Given the dramatic 14-fold (!) greater CDK4 activity in abemaciclib (Verzenio) compared to palbociclib (Ibrance) and ribociclib (Kisqali), as MONARCH 3 lead author Angelo Di Leo has established and noted in interview, and other consequent fundamental molecular pathway differences, I view these as only shared-class (CDK), but therapeutically distinct, agents, more like the difference between third-generation capecitabine (Xeloda) versus first-generation 5-FU although these are both fluoropyrimidines.

So: More different than same as witness also the high degree of relative invariance of efficacy and durable response in later-line treatments for Verzenio compared to that of Ibrance (see my original posting, above). These differences are sufficient warrant for me to classify palbociclib (Ibrance) as a first-generation CDK inhibitor, and abemaciclib (Verzenio) as a second-generation CDK inhibitor. The devil - as always - is in the details.

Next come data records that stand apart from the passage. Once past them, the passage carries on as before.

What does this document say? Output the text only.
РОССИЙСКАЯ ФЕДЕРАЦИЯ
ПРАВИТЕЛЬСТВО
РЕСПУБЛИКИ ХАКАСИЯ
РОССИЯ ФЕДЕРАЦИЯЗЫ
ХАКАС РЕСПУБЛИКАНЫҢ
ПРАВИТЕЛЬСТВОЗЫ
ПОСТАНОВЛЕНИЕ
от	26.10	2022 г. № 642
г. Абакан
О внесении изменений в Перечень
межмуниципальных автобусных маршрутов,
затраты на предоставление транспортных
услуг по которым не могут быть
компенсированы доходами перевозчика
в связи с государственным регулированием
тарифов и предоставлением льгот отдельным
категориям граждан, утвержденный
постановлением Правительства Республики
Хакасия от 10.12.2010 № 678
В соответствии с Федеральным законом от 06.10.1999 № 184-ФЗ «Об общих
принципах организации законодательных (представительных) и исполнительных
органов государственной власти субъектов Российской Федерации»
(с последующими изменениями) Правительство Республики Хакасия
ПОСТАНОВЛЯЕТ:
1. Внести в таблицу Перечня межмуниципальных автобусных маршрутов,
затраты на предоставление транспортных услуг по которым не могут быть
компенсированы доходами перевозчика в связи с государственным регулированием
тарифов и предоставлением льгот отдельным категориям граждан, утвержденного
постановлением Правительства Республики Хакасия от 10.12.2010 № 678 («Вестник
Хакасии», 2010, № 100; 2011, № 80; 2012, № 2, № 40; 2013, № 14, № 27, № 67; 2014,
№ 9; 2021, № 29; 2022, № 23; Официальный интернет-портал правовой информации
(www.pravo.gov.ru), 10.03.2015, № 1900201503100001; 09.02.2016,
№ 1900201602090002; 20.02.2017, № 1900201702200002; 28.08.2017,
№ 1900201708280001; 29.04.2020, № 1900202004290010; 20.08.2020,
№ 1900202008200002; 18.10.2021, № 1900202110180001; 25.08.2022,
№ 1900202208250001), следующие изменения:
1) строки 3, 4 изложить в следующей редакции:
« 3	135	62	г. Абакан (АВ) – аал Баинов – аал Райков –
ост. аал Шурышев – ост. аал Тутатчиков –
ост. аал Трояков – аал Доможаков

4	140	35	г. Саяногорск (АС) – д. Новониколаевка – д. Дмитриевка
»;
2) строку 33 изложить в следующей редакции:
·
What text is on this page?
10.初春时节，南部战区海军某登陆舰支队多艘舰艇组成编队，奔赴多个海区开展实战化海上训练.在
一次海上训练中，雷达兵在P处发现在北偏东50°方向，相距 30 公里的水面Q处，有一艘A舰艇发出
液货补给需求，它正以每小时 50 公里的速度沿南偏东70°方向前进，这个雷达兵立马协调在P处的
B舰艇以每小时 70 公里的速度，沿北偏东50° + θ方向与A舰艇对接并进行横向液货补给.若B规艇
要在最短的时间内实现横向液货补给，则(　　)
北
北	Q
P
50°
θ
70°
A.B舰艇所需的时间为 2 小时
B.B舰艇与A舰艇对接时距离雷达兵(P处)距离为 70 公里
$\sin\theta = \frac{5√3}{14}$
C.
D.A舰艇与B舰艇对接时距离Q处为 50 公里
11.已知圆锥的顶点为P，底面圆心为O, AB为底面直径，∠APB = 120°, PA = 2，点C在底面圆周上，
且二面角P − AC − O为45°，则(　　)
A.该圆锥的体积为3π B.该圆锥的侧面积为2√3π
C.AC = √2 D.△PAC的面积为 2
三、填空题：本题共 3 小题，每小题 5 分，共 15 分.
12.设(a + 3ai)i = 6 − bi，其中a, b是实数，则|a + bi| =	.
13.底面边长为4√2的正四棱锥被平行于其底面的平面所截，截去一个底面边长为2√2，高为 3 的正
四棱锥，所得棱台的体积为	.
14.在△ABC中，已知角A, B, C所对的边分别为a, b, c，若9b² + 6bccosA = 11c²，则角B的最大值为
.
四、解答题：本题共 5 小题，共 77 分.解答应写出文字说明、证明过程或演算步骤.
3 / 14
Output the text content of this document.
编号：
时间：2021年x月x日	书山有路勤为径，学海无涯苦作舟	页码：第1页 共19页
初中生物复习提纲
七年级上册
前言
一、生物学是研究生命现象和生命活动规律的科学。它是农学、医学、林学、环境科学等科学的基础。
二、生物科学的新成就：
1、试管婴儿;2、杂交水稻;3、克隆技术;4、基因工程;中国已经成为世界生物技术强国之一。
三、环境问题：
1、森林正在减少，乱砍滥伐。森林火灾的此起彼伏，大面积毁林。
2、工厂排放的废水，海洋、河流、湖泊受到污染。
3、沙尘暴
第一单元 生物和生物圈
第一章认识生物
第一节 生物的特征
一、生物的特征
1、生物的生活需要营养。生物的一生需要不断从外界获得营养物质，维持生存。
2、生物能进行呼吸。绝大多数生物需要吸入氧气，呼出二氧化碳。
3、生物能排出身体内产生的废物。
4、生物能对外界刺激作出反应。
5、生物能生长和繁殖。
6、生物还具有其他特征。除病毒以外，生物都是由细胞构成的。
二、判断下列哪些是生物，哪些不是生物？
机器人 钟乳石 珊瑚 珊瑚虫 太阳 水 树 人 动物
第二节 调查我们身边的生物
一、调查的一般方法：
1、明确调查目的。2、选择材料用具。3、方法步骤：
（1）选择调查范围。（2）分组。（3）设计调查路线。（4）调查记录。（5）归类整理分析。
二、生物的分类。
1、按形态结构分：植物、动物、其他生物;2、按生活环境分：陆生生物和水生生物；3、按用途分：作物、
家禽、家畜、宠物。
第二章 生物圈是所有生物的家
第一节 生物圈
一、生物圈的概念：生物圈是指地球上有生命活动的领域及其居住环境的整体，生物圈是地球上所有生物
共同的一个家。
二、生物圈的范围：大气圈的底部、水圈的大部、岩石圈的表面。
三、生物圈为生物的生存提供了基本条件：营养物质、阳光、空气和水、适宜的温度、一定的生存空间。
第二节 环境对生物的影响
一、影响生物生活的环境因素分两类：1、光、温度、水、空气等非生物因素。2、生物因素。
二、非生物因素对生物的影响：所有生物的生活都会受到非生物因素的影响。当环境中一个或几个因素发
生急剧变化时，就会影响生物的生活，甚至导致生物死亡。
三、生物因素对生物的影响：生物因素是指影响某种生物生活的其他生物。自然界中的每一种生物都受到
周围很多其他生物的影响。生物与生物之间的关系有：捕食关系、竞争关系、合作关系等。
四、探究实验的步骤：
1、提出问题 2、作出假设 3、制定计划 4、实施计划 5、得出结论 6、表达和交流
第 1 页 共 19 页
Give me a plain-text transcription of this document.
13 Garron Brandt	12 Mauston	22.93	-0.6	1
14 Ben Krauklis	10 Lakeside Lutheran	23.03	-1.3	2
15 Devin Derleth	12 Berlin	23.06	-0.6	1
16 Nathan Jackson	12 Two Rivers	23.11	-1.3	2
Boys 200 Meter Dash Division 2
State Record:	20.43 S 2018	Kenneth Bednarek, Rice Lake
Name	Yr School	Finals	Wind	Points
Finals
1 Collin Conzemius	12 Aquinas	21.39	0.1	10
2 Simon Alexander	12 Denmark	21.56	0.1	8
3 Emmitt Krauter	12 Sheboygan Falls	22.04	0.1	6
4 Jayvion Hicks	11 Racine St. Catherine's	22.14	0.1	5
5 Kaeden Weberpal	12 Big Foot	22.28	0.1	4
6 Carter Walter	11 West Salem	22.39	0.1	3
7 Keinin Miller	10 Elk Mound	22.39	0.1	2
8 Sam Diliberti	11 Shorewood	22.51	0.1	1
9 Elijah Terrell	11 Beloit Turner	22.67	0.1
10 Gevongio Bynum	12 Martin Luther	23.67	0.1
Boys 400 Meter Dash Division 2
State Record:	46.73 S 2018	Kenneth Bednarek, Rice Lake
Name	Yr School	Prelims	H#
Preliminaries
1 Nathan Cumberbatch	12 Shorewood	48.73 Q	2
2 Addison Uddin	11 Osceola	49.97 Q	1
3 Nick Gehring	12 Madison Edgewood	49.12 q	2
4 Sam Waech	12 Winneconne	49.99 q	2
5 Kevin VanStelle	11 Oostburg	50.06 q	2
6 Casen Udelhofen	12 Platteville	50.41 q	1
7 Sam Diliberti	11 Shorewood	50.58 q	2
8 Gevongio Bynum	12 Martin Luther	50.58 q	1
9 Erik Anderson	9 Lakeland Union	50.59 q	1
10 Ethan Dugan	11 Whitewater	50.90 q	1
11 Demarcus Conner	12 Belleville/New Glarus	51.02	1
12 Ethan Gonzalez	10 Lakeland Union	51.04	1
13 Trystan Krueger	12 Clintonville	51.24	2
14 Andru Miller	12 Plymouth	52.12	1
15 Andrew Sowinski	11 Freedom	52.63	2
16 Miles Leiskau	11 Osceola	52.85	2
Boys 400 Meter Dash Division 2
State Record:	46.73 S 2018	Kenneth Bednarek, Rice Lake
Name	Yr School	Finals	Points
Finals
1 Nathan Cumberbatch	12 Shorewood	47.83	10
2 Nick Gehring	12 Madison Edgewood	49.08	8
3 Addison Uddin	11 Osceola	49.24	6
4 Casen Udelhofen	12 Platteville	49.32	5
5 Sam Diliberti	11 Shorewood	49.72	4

We have preclinical data [Raub et al. Drug Metab Dispos. 2015] of the cross-BBB (blood-brain barrier) capability of Verzenio, as witness the remarkable benefit in GBM (glioblastoma, being even non-inferior to temozolomide (TMZ), the standard of care in cross-BBB activity, and this although not a human clinical, was an in vivo, not just in vitro, study. And the Dana-Farber JPBO human clinical trial (I3Y-MC-JPBO) under Sara Tolaney is investigating single-agent abemaciclib in patients with ER+/HER2+ brain metastases, where I fully expect clinically relevant CNS benefit to be confirmed, with first phase interim results reported in June at ASCO 2017 showing 2 patients (8.7%) out of 23 having confirmed partial response (PR).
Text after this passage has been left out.